社会人とはなにか。

もうすぐ春が訪れ、新「社会人」として、社会に出る方々も多くおられるだろう。そのような時、よく良く耳にする発言に次のようなものがある。「もう社会人なのだから、○○○して下さいよ。」、「社会人だから、○○してあげるよ。」など。自分自身は、こうした「社会人」になってからは随分「期間」が経つ気がする。この「社会人」とは何かを認識する「期間」という意味では。

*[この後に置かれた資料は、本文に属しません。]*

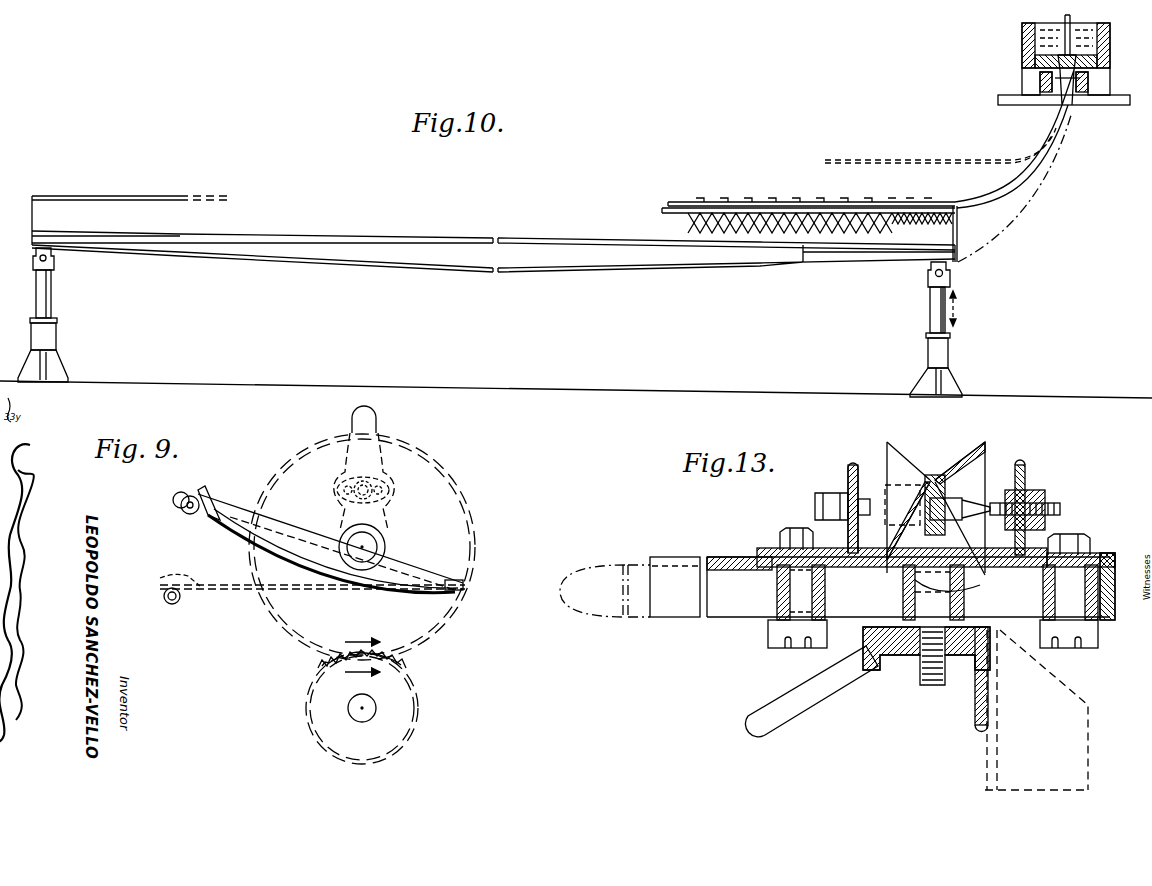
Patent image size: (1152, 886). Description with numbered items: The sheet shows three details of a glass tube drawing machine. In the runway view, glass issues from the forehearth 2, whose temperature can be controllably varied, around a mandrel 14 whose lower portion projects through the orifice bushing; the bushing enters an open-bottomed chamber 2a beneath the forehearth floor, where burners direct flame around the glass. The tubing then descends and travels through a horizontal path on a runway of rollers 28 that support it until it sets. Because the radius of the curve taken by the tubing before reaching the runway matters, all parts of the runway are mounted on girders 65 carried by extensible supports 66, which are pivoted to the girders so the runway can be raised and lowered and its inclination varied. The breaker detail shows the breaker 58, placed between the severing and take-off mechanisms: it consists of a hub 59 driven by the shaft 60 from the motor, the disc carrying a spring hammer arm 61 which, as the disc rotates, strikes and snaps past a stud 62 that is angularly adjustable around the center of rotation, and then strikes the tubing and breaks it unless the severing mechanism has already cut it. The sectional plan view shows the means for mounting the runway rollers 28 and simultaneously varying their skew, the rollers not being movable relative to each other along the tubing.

In FIG. 10, the forehearth 2 is at (1062, 64).
In FIG. 10, the mandrel 14 is at (1115, 35).
In FIG. 10, the chamber 2a is at (1073, 95).
In FIG. 10, the girders 65 is at (565, 272).
In FIG. 10, the extensible supports 66 is at (54, 288).
In FIG. 9, the breaker 58 is at (361, 533).
In FIG. 9, the hub 59 is at (418, 560).
In FIG. 9, the shaft 60 is at (372, 706).
In FIG. 9, the spring hammer arm 61 is at (272, 562).
In FIG. 9, the stud 62 is at (190, 513).
In FIG. 13, the rollers 28 is at (988, 468).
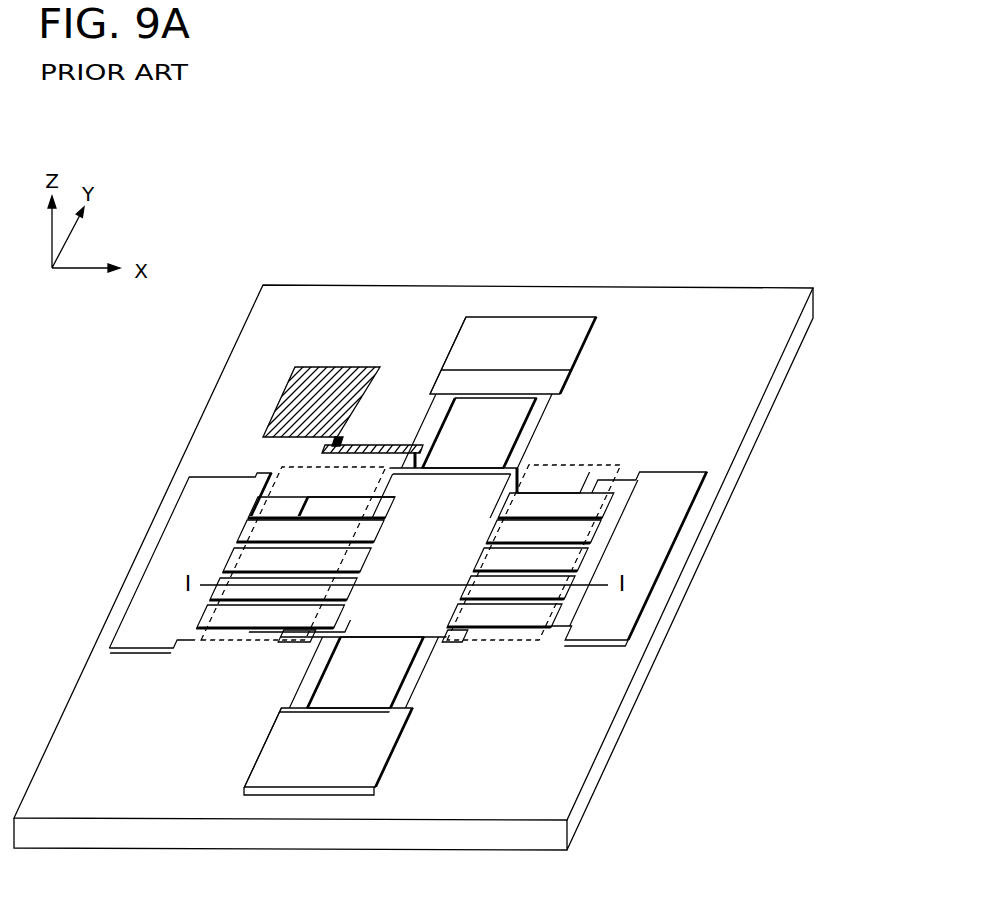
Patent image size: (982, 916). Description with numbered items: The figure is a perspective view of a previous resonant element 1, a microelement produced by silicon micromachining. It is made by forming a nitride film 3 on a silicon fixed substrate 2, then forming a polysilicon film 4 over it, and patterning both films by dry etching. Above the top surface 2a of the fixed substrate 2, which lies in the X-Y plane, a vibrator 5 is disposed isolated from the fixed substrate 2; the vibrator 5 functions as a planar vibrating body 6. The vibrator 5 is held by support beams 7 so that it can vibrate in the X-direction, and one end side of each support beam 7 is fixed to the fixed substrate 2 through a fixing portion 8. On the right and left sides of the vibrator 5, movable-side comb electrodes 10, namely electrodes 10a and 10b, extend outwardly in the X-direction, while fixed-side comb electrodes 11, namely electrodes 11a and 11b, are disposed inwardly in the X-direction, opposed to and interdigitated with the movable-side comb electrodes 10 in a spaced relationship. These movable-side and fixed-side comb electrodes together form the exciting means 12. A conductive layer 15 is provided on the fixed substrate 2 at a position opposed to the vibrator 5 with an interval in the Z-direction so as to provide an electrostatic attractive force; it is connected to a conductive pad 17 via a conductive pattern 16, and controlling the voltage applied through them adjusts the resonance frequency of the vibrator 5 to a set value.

さて、ではこの「社会人」とはどのような人を指すのか。社会的規範を守る人か。それとも、良くも悪くも社会的作法を身につけた人か。最近、「社会人」には「社会人モデル」(ホーソン実験*1で有名)というものがあることを知った。これは人間関係論として、合理的基準に基づいて行動する「経済人モデル」に対し、合理的行動だけでなく感情的行動もとるとする人のモデルを意味する。「経済人モデル」とは、似たような表現である「経営人モデル」との関連でしばしば説明される。「経営人モデル」とは、意思決定の中で現実的には、問題解決の代替案をすべて列挙することは不可能であり、このような制約された合理性のもとで行動している人を指す。これに対し、「経済人モデル」とは、制約されない合理性のもとで行動する人を指す。制約されない合理性とは、すなわち、完全な情報収集能力、情報処理能力を持ち、経済的合理性が極大化された基準のもとで行動することである。
すなわち、「社会人モデル」とは、職場での仕事に対する合理性と、同僚との良い関係を両立している人を指す。一方で、職場で働く人をモデル化するには、「社会人モデル」だけでは、不十分な点がある。それは、仕事に対する効率性が考慮された人間観ではないことだ。仕事にやりがいが無ければ、本末転倒である。この「社会人モデル」を補完するものとして研究され、世の中に登場したのが、モチベーション理論である。
「社会人」が、「社会人モデル」にある社会人であるとするならば、「社会人」であることは、職場の一員としては不十分である。「社会人」らしくあること以上に、モチベーションについてもしっかりと捕らえる必要があるのではないか。これこそが、働く人の観点からも、漏れなく捕らえられる必要のある人間の側面でなければならない。「社会人」とは何か。それは、不十分な人間観を指すものだ。

*1:エスタン・エレクトリック社のホーソン工場において、1927年から1932年にかけて行われた実験。この実験は労働条件、作業条件が労働者に与える影響を調査することを目的とした。結果、生産性に影響を与える要因は、作業集団内部における人間の相互関係であることがわかった。